Another thing I love about Australia is the produce, their farms, fresh seafood, the meat. Here, Australia has a very strict law about what you can bring in from overseas and that helps the local economy to grow. You can go to the market and you know it’s Australian stuff. In America you don’t know where stuff comes from. It could be from China, or Africa or Chile. They will say it’s one thing, but when you’re in the industry, you start to doubt it.
Now, you told me when I had the balls of happiness, that they summed up everything about Indian food. Can you explain a bit more about that?

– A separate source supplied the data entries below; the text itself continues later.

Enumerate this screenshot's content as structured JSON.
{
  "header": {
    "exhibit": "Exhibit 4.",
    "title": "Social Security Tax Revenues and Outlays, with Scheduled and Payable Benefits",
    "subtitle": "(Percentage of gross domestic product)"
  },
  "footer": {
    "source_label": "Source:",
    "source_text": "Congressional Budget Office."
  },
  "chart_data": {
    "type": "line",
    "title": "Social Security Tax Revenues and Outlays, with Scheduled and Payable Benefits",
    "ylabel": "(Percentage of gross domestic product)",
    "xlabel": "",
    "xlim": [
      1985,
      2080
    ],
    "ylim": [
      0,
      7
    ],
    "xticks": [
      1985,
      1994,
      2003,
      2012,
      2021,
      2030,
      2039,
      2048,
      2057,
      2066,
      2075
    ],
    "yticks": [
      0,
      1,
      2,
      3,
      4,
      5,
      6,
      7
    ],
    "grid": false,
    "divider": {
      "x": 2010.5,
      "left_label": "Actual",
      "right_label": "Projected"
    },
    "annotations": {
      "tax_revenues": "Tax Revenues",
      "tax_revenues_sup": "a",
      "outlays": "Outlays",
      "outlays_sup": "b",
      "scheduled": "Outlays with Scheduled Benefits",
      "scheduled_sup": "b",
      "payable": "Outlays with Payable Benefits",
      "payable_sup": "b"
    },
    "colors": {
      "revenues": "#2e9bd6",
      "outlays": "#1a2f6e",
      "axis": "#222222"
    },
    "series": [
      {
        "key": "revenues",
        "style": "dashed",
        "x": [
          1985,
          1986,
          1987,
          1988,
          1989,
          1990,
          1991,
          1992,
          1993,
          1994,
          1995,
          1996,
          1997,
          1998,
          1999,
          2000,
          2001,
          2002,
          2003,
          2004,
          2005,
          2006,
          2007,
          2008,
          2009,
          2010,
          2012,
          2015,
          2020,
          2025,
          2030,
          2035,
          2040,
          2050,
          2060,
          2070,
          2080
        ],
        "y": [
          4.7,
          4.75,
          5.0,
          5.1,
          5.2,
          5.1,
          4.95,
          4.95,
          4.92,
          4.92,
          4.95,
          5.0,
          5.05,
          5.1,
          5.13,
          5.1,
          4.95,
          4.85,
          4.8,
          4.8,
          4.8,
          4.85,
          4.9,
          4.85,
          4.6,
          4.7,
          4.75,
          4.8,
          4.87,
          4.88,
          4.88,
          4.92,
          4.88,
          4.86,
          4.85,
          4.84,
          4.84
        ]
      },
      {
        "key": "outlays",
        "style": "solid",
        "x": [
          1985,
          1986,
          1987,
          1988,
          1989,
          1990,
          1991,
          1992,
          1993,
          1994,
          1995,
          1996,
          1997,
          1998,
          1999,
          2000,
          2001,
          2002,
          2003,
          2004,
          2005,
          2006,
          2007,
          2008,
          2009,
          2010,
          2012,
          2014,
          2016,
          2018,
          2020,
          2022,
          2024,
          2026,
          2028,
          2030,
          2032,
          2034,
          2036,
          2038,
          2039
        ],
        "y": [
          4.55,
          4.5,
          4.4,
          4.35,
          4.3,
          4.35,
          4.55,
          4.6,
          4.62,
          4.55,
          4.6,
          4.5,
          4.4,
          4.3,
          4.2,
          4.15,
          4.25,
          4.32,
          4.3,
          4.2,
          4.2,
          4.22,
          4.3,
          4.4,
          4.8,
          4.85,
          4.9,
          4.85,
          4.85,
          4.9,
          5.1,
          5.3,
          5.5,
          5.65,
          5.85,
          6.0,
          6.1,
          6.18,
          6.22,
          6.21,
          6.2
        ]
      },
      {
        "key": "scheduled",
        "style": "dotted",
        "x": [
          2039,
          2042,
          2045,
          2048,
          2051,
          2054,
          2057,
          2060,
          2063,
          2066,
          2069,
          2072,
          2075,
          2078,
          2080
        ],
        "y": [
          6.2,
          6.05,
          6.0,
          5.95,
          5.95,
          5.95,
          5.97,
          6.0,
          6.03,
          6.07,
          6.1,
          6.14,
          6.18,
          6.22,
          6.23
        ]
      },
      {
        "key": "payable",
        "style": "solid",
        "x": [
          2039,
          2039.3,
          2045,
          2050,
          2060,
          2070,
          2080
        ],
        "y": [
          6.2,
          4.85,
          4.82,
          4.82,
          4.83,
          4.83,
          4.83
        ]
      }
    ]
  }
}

That’s my take on the dish from India called Panu Pori, one of the most eaten Indian street foods. From around 4pm until 7pm, a billion of them get eaten all over India. In the third world, street food is big, you eat tiny food all day long. Indian cuisine is crunchy, creamy, sweet, sour, spicy. The first time you go to India you go whoa, the smell, the colour, the population, the pollution, everything. That is the dish that represents all that. You put it in your mouth and you don’t know what is going to happen. It just explodes. The ball has a crunchy outer shell and then yoghurt is infused with cumin seed, date tamarind and smoked peppercorn, that gives the sweet and sour then the green chutney has coriander, scallion, jalapeno and mint. People get blown away by it. It’s a dish that sets the tone for how the night’s going to go.
Daughter in Law is a newly wed bride. So this colourful space is the newly wed bride’s house. In India, most marriages are arranged marriages, still today. Imagine that you grew up at home with mum and dad, you had your life, your own room, your own stuff. You turn 19 or 20, you get married and the next day you have to go and live in someone else’s house. People don’t know what a nervous wreck that can cause. You’ve left the comfort of your own house and then you’ve got a mother-in-law and father-in-law and a husband and you have to please those people.
It happened to my mum, it happened to all those women. When my mum was growing up, my grandmother trained her so that she could cook for her husband when she married. She knew how to cook perfectly. She married my dad and went to his family’s house. In my dad’s house, his mum is the boss, the mother-in-law. To show her ego and power, she said to my mum, no no, we don’t make dahl this way, we make it our way. And my dad doesn’t like the dahl my mother cooks because he has eaten his mother’s dahl his whole life. So my mum then has to retrain herself over the next two or three years to be the way they like it.
So, this space is dedicated to that character and to honour daughters-in-law. She is someone’s daughter, someone’s sister. The daughter-in-law is strong, she’s educated, she’s telling the mother-in-law, I know you want me to do it your way, but I’m going to do my own thing. She is breaking taboos. That’s why we are having fun and doing oysters, scallop ceviche, steak, ribs and doing cool, fun things. It’s not Indian, but I don’t live in India, I live in Australia. This is the food I eat. I do eat dahl but I eat oysters and steak. That’s what I try to create here.